Выглядел Лева неважно, бледный как полотно и весь взмокший. Он тяжело поднялся и погрозил мне кулаком.
— Ну все, ты встрял, Карпов, блин… Урою, молись…
Он запнулся, схватил мяч и поочередно посмотрел на взрослых, но когда вернул взгляд на меня, глаза Левы говорили куда больше любых угроз.
— Ага, воротничок поправь, — я подмигнул ему, наконец опустив руки.
Глаза хулигана на секунду вспыхнули, но тут же погасли.
Троица потянулась к воротам. Это сюда они через дырку в заборе пролезли, а обратно — уже как положено.

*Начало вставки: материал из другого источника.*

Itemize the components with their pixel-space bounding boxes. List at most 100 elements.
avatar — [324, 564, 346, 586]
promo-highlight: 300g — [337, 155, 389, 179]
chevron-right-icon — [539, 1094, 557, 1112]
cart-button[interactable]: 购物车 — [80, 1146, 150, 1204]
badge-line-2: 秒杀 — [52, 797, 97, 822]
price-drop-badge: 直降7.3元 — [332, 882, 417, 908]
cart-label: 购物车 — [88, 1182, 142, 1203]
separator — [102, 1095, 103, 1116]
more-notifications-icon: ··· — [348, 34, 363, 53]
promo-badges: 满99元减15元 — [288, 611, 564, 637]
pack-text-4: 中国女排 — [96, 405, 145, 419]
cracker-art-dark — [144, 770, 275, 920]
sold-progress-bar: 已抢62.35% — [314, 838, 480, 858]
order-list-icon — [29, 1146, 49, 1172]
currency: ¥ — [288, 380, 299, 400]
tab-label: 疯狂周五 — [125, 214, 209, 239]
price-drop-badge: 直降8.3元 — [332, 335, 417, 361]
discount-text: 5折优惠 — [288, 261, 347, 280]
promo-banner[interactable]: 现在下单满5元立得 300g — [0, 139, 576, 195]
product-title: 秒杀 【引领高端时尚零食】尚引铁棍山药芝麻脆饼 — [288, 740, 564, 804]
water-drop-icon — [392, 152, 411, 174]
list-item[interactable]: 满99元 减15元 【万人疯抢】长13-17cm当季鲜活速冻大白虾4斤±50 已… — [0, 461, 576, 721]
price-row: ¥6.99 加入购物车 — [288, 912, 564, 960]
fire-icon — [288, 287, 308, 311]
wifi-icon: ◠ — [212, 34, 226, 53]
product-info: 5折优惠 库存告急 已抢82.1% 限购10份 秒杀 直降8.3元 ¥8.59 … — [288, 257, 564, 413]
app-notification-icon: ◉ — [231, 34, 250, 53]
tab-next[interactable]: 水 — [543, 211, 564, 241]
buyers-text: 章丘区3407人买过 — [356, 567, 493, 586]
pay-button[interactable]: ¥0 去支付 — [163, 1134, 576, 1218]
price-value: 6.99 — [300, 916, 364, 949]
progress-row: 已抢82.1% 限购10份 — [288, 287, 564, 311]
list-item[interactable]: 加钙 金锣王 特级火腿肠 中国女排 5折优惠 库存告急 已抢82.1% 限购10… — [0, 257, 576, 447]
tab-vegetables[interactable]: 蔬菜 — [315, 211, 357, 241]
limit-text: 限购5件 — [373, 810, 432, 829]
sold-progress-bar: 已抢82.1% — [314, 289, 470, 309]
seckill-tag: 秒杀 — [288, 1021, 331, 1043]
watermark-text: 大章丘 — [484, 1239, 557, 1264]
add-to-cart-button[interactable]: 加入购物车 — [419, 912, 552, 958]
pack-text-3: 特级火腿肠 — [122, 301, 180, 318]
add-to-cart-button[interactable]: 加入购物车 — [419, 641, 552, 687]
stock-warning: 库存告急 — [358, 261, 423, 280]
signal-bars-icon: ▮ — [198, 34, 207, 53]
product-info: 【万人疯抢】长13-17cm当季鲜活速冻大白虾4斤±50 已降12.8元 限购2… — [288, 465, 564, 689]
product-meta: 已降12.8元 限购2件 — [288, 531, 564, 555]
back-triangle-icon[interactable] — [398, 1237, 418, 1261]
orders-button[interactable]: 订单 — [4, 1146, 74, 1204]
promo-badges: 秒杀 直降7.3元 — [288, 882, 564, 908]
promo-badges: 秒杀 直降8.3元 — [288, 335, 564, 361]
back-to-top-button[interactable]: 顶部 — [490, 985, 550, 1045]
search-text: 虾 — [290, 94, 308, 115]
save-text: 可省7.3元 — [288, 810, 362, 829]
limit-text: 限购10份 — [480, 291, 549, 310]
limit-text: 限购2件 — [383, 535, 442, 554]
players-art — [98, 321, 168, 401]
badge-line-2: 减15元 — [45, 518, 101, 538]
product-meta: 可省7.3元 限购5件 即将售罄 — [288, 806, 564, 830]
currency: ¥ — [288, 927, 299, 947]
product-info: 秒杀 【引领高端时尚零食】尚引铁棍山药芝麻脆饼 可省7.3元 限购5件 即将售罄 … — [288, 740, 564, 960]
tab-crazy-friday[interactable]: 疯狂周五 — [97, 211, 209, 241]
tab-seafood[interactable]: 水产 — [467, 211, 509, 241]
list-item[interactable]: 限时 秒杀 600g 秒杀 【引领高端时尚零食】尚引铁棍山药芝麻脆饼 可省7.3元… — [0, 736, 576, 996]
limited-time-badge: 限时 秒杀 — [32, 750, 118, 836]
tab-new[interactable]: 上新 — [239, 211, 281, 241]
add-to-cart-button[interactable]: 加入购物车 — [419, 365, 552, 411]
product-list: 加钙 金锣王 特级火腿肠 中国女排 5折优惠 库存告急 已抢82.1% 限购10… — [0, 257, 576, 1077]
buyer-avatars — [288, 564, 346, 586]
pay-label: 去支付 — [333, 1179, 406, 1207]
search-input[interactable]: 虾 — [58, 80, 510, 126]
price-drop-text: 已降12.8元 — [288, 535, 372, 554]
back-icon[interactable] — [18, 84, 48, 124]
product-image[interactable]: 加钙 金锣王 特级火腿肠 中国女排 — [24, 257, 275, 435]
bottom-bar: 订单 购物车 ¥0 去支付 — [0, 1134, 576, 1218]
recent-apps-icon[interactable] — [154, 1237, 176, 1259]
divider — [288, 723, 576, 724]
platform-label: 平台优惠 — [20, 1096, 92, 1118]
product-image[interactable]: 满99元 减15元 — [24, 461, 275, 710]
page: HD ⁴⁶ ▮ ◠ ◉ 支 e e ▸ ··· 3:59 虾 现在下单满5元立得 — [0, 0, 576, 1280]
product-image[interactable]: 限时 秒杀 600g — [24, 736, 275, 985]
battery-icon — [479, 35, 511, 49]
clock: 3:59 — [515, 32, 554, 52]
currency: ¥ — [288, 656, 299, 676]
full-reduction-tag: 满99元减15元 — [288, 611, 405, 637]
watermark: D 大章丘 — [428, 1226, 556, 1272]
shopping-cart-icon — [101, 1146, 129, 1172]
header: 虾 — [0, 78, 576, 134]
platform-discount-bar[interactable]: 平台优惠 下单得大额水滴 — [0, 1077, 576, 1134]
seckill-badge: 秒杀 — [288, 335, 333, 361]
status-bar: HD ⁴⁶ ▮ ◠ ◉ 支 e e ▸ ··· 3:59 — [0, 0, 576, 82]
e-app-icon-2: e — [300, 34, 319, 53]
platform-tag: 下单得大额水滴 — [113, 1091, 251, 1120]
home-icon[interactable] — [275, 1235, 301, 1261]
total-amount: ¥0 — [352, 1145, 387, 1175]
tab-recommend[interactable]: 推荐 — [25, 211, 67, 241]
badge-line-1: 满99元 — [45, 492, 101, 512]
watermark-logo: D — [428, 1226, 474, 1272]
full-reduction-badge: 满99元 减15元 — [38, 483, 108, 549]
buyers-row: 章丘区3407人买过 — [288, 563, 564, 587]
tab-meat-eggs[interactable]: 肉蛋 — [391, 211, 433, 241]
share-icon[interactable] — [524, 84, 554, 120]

Я не успел выдохнуть, как Тамара Ипполитовна подошла ко мне, взяла за плечи и, отстранившись на вытянутых руках, внимательно меня осмотрела, а потом обратилась к усатому.
— Савелий Иннокентьевич, проведите с хулиганами воспитательную беседу и сделайте замечание Виктору Палычу, в нашем лагере дети не должны обижать друг друга. Пусть оставляют всю злость в зале!
— Поговорю всенепременно, — буркнул себе в усы мужик, как будто нехотя. — Я сразу предупреждал, что нечего в лагерь велосипед брать, это чревато!
Он поглядывал на дырку в заборе, видимо, размышляя, что ее придется все-таки заделывать.
— Так, а вы… — Тамара поочередно посмотрела на меня и толстяка. — Если еще раз увижу, что вы через забор лазаете, то пеняйте сами на себя!
Во как… я спешно переваривал происходящее. Тамара Ипполитовна обернулась к толстяку, тот с такой силой вцепился в велосипед, что костяшки на кистях побелели.
— Шульц, с тобой-то все в порядке?
— Что с ним может быть, — снова пробурчал усач, вздохнув.
Очевидно, он считал всё происходящее абсолютно скучной и незначительной вознёй, но такой, от которой не отмахнёшься, как от наглого комара. Тамара Ипполитовна поднесла указательный палец к губам, призывая усача замолчать и спросила Сеню.